I like this kind of stories and I desperately try to find more about emerging countries' newspapers. Thanks to the Christian Science Monitor for this great report about a Sudanese initiative: "Jacob Deng Mayom is one of six reporters (three in Sudan, three in Kenya) for a pioneering newspaper distributed twice a month throughout war-ravaged southern Sudan.
Originally written in English, the Sudan Mirror celebrated its first anniversary in October 2004 by adding an Arabic edition - a small but significant step toward reconciliation in a land marked by acrimony between the Christian south, where English is generally spoken, and the Arab-speaking Muslim north. "It is a very political statement to bring out the Arabic editions," says publisher Dan Eiffe, former Roman Catholic priest and well-known aid worker who's heavily involved in reconstruction inside Sudan.

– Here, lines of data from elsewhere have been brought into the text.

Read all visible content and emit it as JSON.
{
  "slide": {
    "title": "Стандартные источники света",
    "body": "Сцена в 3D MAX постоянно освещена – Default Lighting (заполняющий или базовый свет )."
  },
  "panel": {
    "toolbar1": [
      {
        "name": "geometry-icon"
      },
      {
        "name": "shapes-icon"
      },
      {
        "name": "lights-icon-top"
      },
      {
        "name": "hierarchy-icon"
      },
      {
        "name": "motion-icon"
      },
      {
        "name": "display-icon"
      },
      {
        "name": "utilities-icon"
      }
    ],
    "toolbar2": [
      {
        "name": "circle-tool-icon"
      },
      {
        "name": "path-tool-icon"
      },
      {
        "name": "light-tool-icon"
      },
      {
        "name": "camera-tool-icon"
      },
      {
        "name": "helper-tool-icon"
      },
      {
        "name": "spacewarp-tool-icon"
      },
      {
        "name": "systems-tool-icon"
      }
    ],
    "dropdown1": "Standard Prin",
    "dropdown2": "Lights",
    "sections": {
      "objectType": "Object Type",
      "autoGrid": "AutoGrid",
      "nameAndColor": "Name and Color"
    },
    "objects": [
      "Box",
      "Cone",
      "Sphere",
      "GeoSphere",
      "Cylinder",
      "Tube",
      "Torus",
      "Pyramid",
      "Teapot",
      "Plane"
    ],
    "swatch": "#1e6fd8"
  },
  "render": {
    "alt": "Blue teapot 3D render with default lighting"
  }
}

"It says we want to write an honest, independent newspaper for Sudan," whether readers speak Arabic or English, whether they side with the Islamic government or with the Sudan People's Liberation Movement (SPLM), a mostly Christian rebel army that has clashed with the government in Khartoum since 1983.
In distributing an Arabic newspaper in towns and villages once at the heart of the civil war, the Mirror could anger some of its hoped-for readers. Arabic, after all, is the hated language of the oppressor in the eyes of die-hard anti-Khartoum southerners...

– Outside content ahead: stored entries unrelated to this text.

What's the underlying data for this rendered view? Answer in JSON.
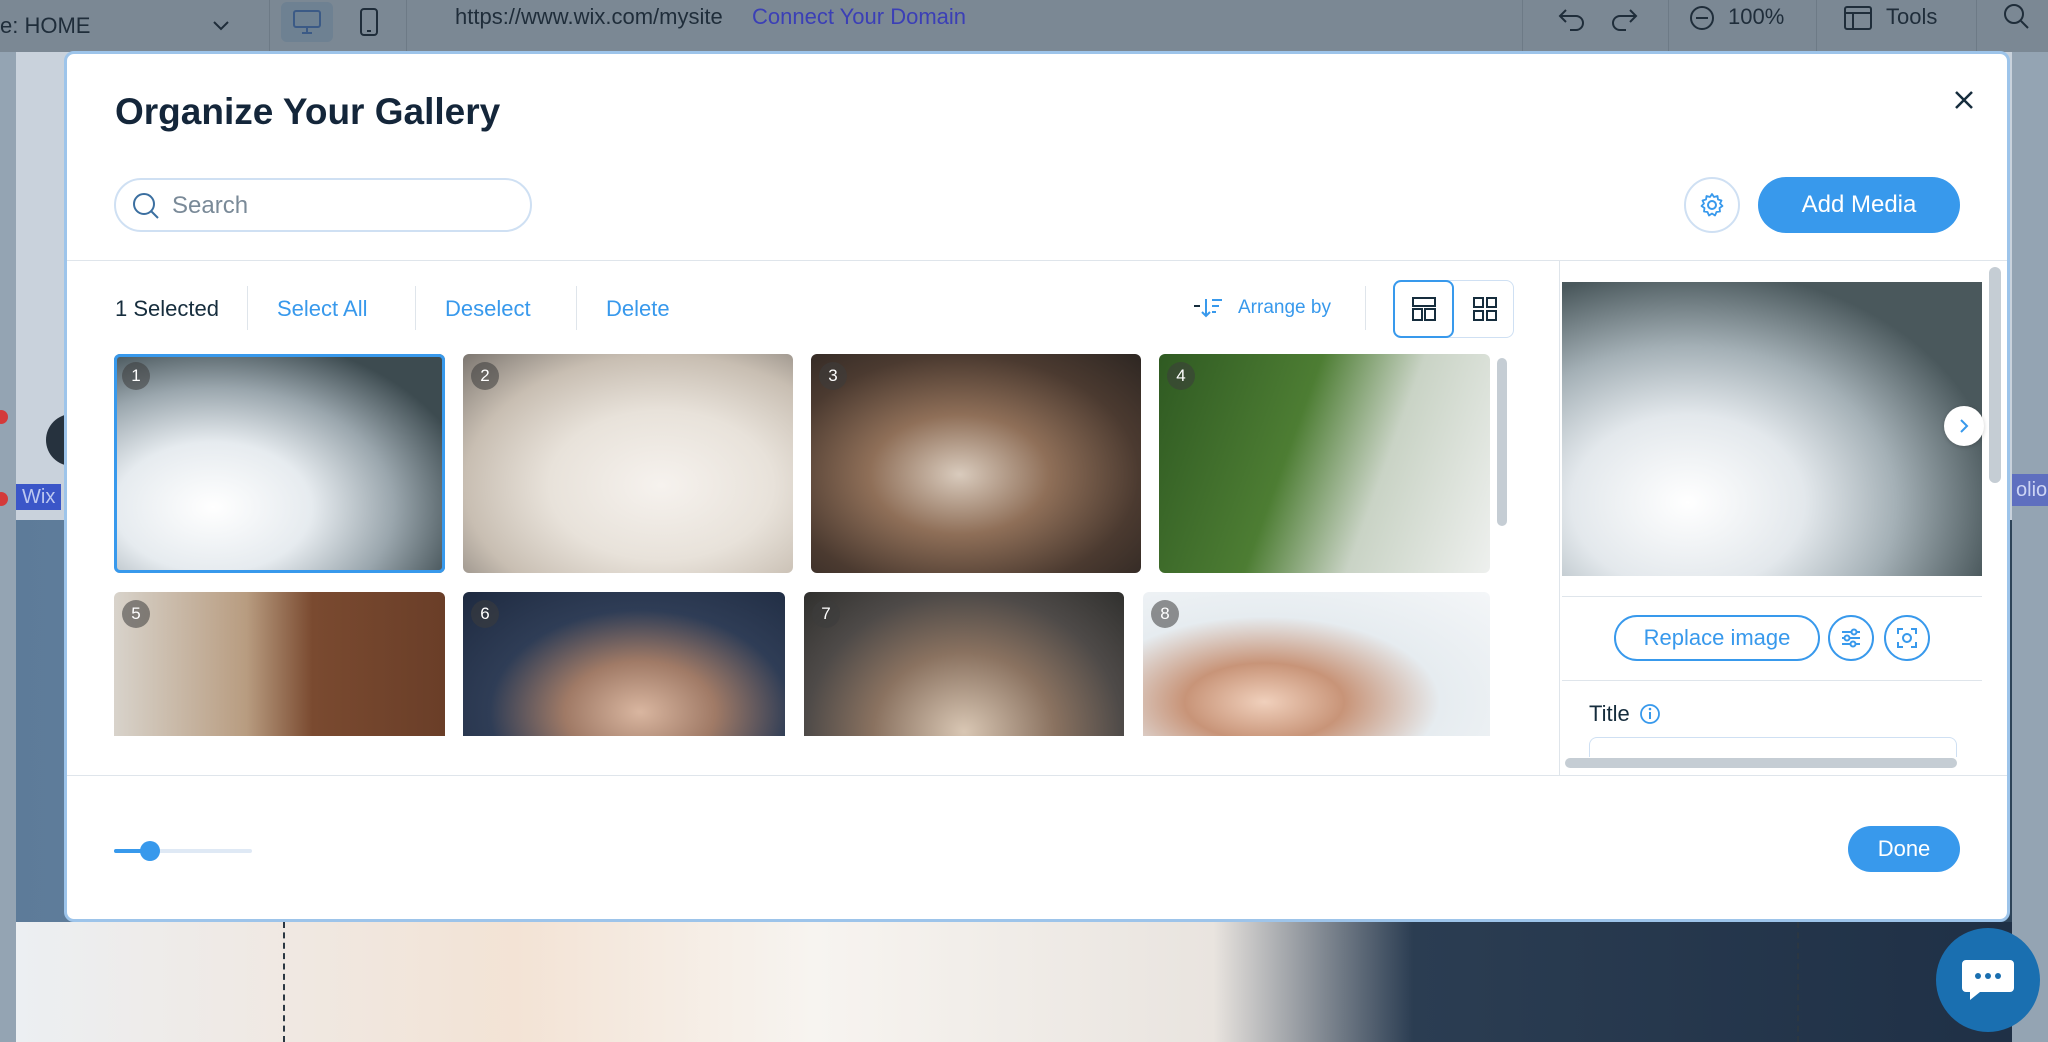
{
  "topbar": {
    "page_label": "e: HOME",
    "url": "https://www.wix.com/mysite",
    "connect_domain": "Connect Your Domain",
    "zoom": "100%",
    "tools": "Tools"
  },
  "background": {
    "wix_tag": "Wix",
    "folio_tag": "olio"
  },
  "modal": {
    "title": "Organize Your Gallery",
    "search_placeholder": "Search",
    "add_media": "Add Media",
    "selected_count": "1 Selected",
    "select_all": "Select All",
    "deselect": "Deselect",
    "delete": "Delete",
    "arrange_by": "Arrange by",
    "done": "Done",
    "thumbnail_size": 0.2
  },
  "gallery": {
    "items": [
      {
        "num": "1",
        "selected": true
      },
      {
        "num": "2",
        "selected": false
      },
      {
        "num": "3",
        "selected": false
      },
      {
        "num": "4",
        "selected": false
      },
      {
        "num": "5",
        "selected": false
      },
      {
        "num": "6",
        "selected": false
      },
      {
        "num": "7",
        "selected": false
      },
      {
        "num": "8",
        "selected": false
      }
    ]
  },
  "side_panel": {
    "replace_image": "Replace image",
    "title_label": "Title"
  },
  "colors": {
    "accent": "#3899ec",
    "text": "#162d3d",
    "border": "#cfe0f3"
  },
  "icons": [
    "chevron-down-icon",
    "desktop-icon",
    "mobile-icon",
    "undo-icon",
    "redo-icon",
    "zoom-out-icon",
    "tools-icon",
    "search-icon",
    "close-icon",
    "gear-icon",
    "arrange-icon",
    "layout-masonry-icon",
    "layout-grid-icon",
    "chevron-right-icon",
    "adjust-icon",
    "focal-point-icon",
    "info-icon",
    "chat-icon"
  ]
}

The Sudan Mirror reporters are finding a thirst for information among their "readers," 3 out of 4 of whom are illiterate and rely on friends to read articles aloud... Government sympathizers regularly charge that the Mirror is biased in favour of the SPLM, adding fuel to the fires of division. Eiffe rebuts that angrily, saying his is a regional paper reflecting the concerns and interests of a regional readership, and as such it may be guilty of well-meaning parochialism, but not of bias."